A functional paradigm can be amazingly helpful for things that are easily described as a transformation of data. How pure functional languages deal with things like IO is a far more complicated story, and one where you tend to end up wishing you weren't using a pure functional language.
Declarative programming is a paradigm closely related to functional programming in that in focuses on describing data and its relationships rather than steps to be executed. I'm not certain it's fair to say that the two are actually different, but I'd say functional programming is more about relationships between data and declarative programming is more about declaring data in a vacuum. Perhaps relatedly, functional programming tends to describe complete languages, but I've never heard a full programming language called declarative.

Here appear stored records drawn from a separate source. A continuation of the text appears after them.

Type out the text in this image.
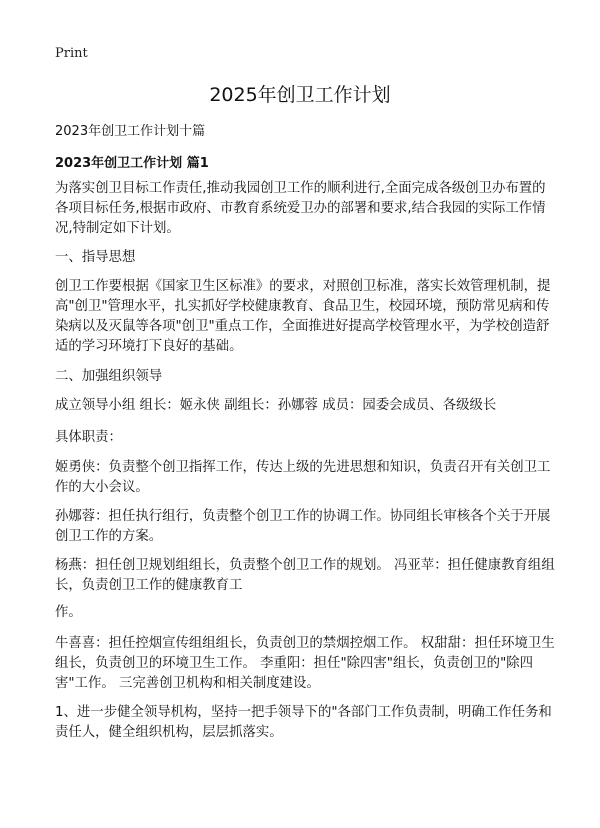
Print
2025年创卫工作计划
2023年创卫工作计划十篇
2023年创卫工作计划 篇1

为落实创卫目标工作责任,推动我园创卫工作的顺利进行,全面完成各级创卫办布置的各项目标任务,根据市政府、市教育系统爱卫办的部署和要求,结合我园的实际工作情况,特制定如下计划。

一、指导思想

创卫工作要根据《国家卫生区标准》的要求，对照创卫标准，落实长效管理机制，提高"创卫"管理水平，扎实抓好学校健康教育、食品卫生，校园环境，预防常见病和传染病以及灭鼠等各项"创卫"重点工作，全面推进好提高学校管理水平，为学校创造舒适的学习环境打下良好的基础。

二、加强组织领导

成立领导小组 组长：姬永侠 副组长：孙娜蓉 成员：园委会成员、各级级长

具体职责：

姬勇侠：负责整个创卫指挥工作，传达上级的先进思想和知识，负责召开有关创卫工作的大小会议。

孙娜蓉：担任执行组行，负责整个创卫工作的协调工作。协同组长审核各个关于开展创卫工作的方案。

杨燕：担任创卫规划组组长，负责整个创卫工作的规划。 冯亚苹：担任健康教育组组长，负责创卫工作的健康教育工

作。

牛喜喜：担任控烟宣传组组组长，负责创卫的禁烟控烟工作。 权甜甜：担任环境卫生组长，负责创卫的环境卫生工作。 李重阳：担任"除四害"组长，负责创卫的"除四害"工作。 三完善创卫机构和相关制度建设。

1、进一步健全领导机构，坚持一把手领导下的"各部门工作负责制，明确工作任务和责任人，健全组织机构，层层抓落实。
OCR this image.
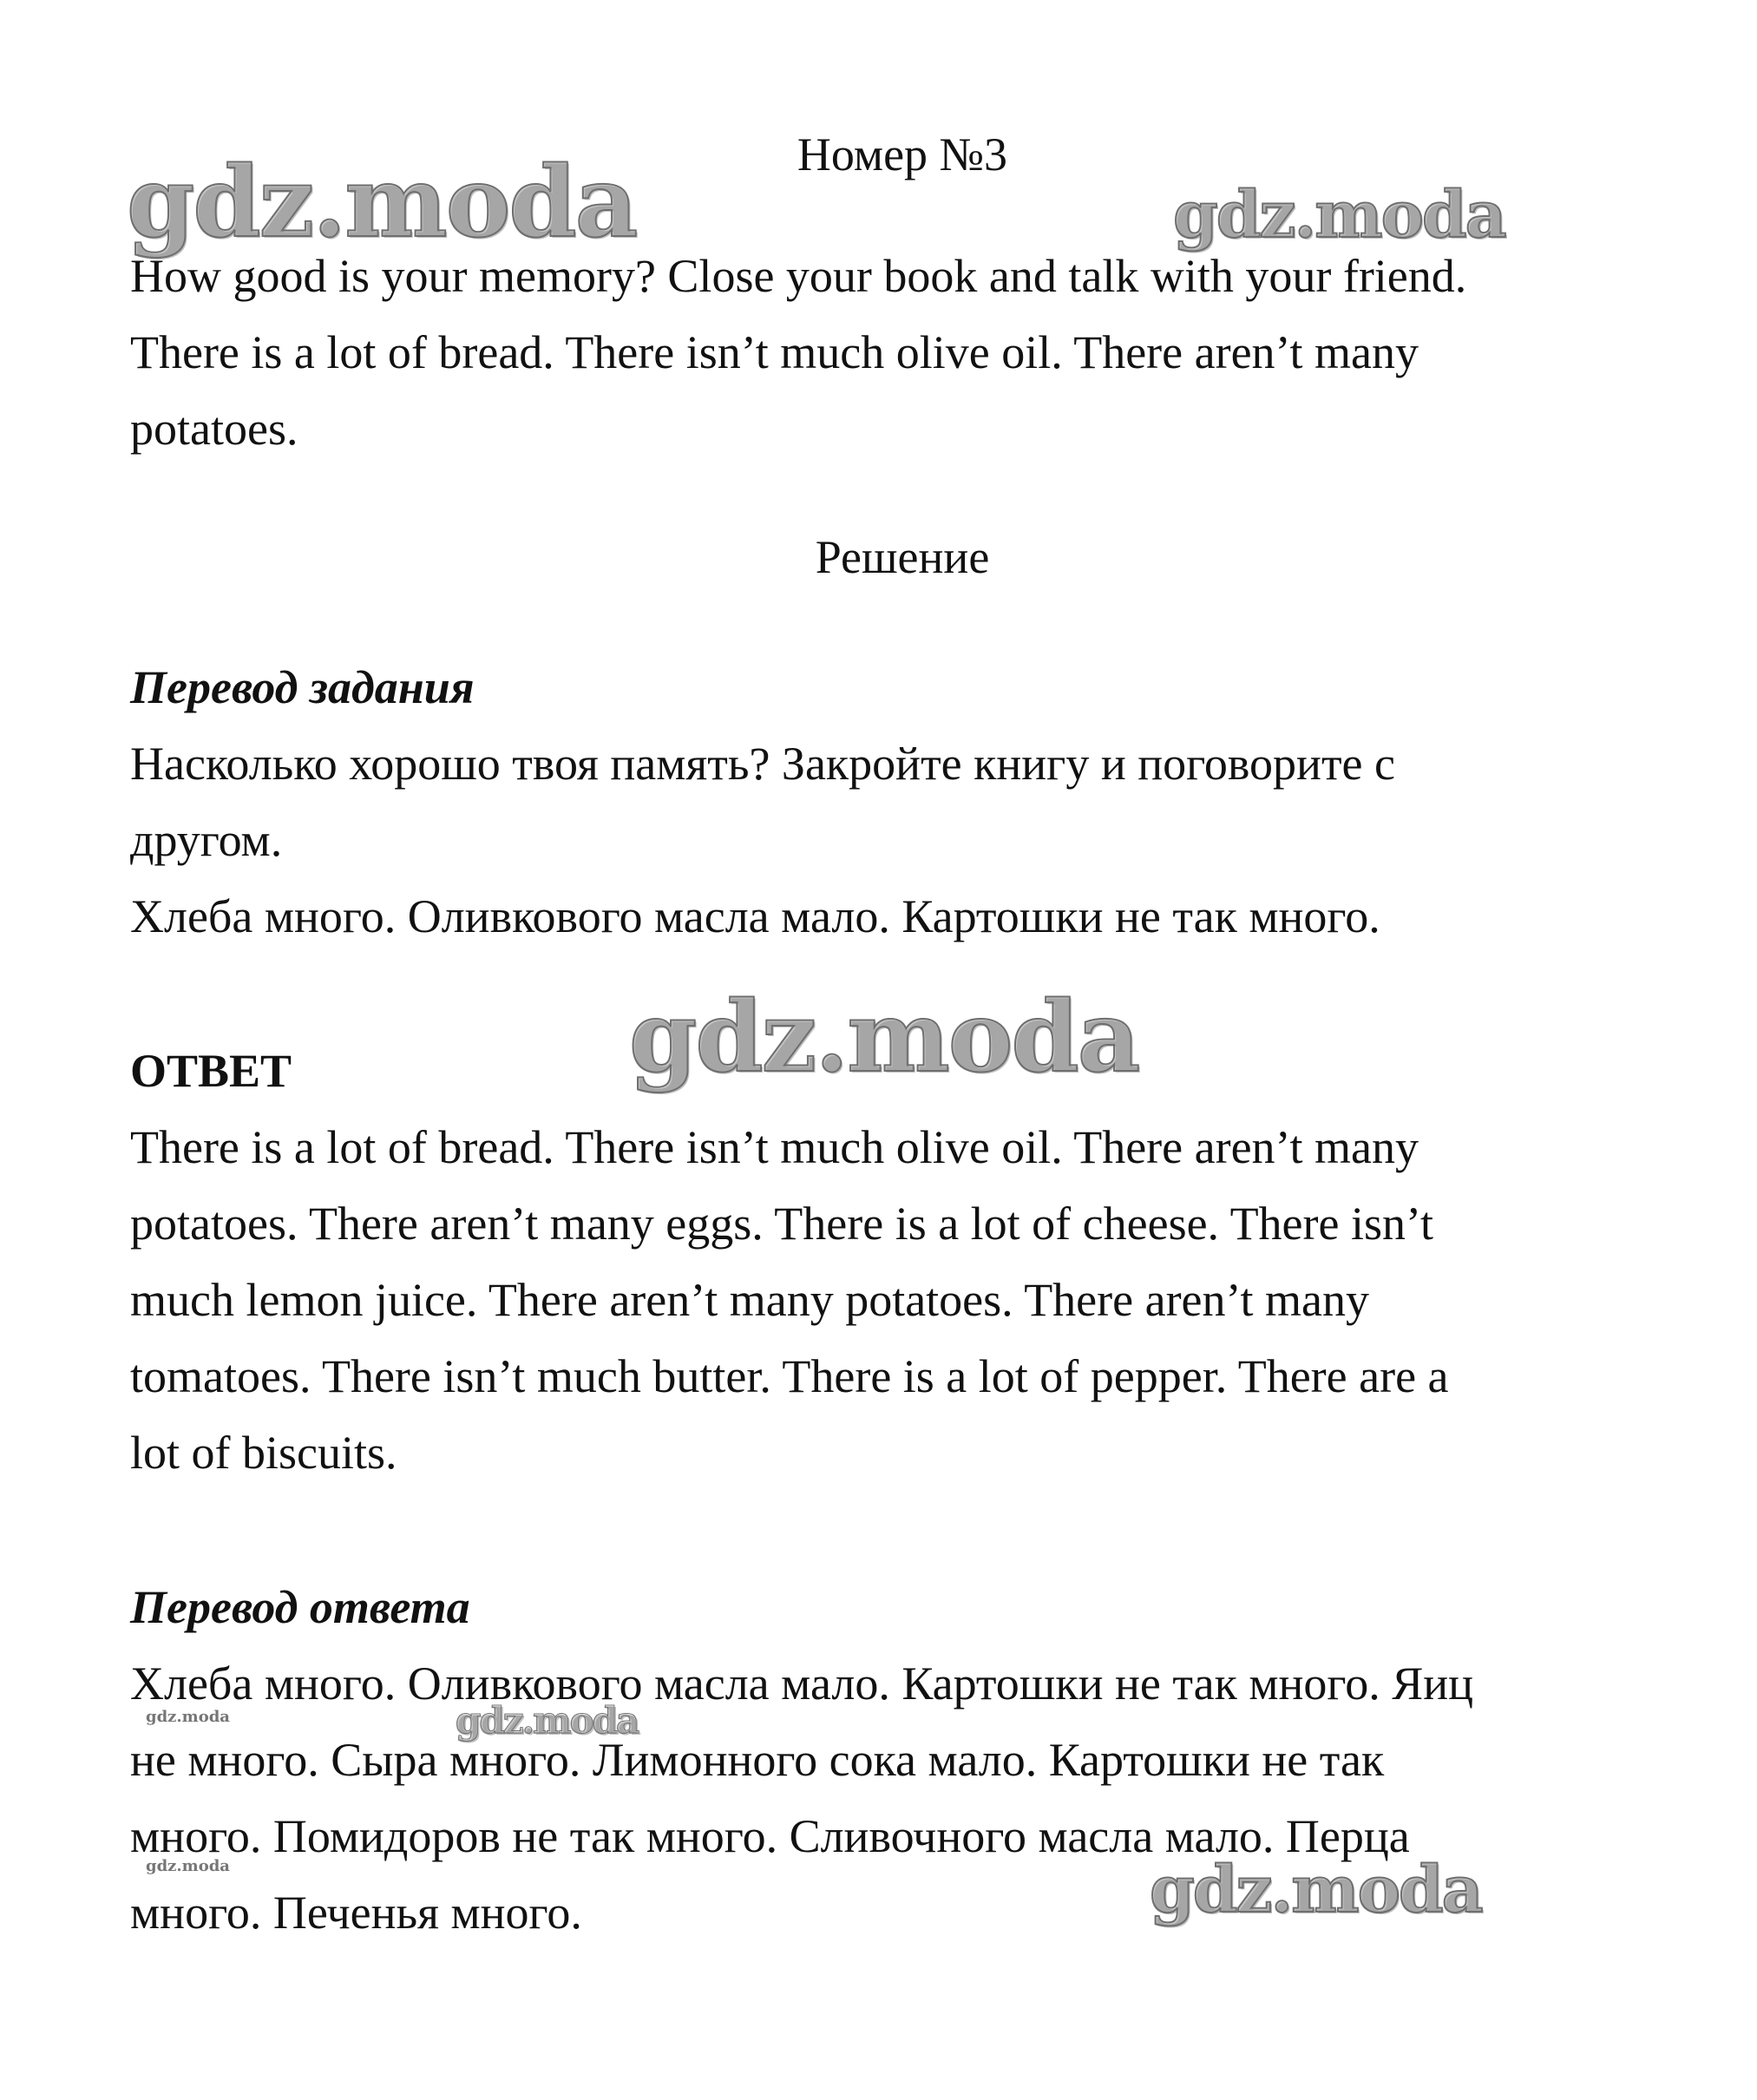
gdz.moda	gdz.moda
gdz.moda
gdz.moda
gdz.moda
gdz.moda
gdz.moda
Номер №3
How good is your memory? Close your book and talk with your friend.
There is a lot of bread. There isn’t much olive oil. There aren’t many
potatoes.
Решение
Перевод задания
Насколько хорошо твоя память? Закройте книгу и поговорите с
другом.
Хлеба много. Оливкового масла мало. Картошки не так много.
ОТВЕТ
There is a lot of bread. There isn’t much olive oil. There aren’t many
potatoes. There aren’t many eggs. There is a lot of cheese. There isn’t
much lemon juice. There aren’t many potatoes. There aren’t many
tomatoes. There isn’t much butter. There is a lot of pepper. There are a
lot of biscuits.
Перевод ответа
Хлеба много. Оливкового масла мало. Картошки не так много. Яиц
не много. Сыра много. Лимонного сока мало. Картошки не так
много. Помидоров не так много. Сливочного масла мало. Перца
много. Печенья много.
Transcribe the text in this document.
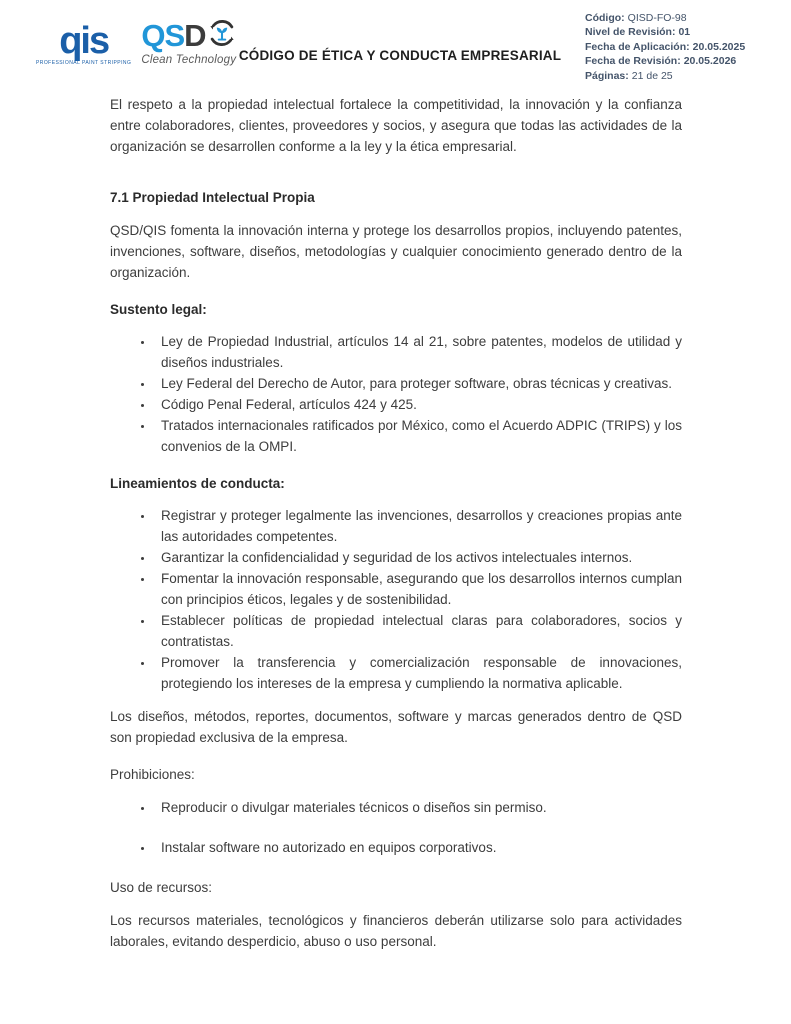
qis
PROFESSIONAL PAINT STRIPPING
QSD
Clean Technology CÓDIGO DE ÉTICA Y CONDUCTA EMPRESARIAL
Código: QISD-FO-98
Nivel de Revisión: 01
Fecha de Aplicación: 20.05.2025
Fecha de Revisión: 20.05.2026
Páginas: 21 de 25

El respeto a la propiedad intelectual fortalece la competitividad, la innovación y la confianza entre colaboradores, clientes, proveedores y socios, y asegura que todas las actividades de la organización se desarrollen conforme a la ley y la ética empresarial.

7.1 Propiedad Intelectual Propia

QSD/QIS fomenta la innovación interna y protege los desarrollos propios, incluyendo patentes, invenciones, software, diseños, metodologías y cualquier conocimiento generado dentro de la organización.

Sustento legal:
• Ley de Propiedad Industrial, artículos 14 al 21, sobre patentes, modelos de utilidad y diseños industriales.
• Ley Federal del Derecho de Autor, para proteger software, obras técnicas y creativas.
• Código Penal Federal, artículos 424 y 425.
• Tratados internacionales ratificados por México, como el Acuerdo ADPIC (TRIPS) y los convenios de la OMPI.
Lineamientos de conducta:
• Registrar y proteger legalmente las invenciones, desarrollos y creaciones propias ante las autoridades competentes.
• Garantizar la confidencialidad y seguridad de los activos intelectuales internos.
• Fomentar la innovación responsable, asegurando que los desarrollos internos cumplan con principios éticos, legales y de sostenibilidad.
• Establecer políticas de propiedad intelectual claras para colaboradores, socios y contratistas.
• Promover la transferencia y comercialización responsable de innovaciones, protegiendo los intereses de la empresa y cumpliendo la normativa aplicable.

Los diseños, métodos, reportes, documentos, software y marcas generados dentro de QSD son propiedad exclusiva de la empresa.

Prohibiciones:

• Reproducir o divulgar materiales técnicos o diseños sin permiso.
• Instalar software no autorizado en equipos corporativos.

Uso de recursos:

Los recursos materiales, tecnológicos y financieros deberán utilizarse solo para actividades laborales, evitando desperdicio, abuso o uso personal.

At any rate, HTML is an example of declarative progamming: it doesn't tell the browser what to do, it describes - declares - the content on the page. What would HTML be like if it were implemented imperatively?
document.add(header_element("My Document")) container = create(div_element) container.set_style("color", "green") container.add(paragraph_element("Text goes here")) container.add(link_element("Check out this cool website")) document.add(container)
It would look something like that. Isn't that disgusting and unreadable?
And deep under the hood, some series of steps like this is getting executed, somewhere in the browser's rendering engine (which is probably written in C or C++). But this way the browser engine developers can focus on making a system that converts HTML to content on the screen correctly while webmasters can focus on writing HTML that just describes their content. No one has to actually write code that looks like the above.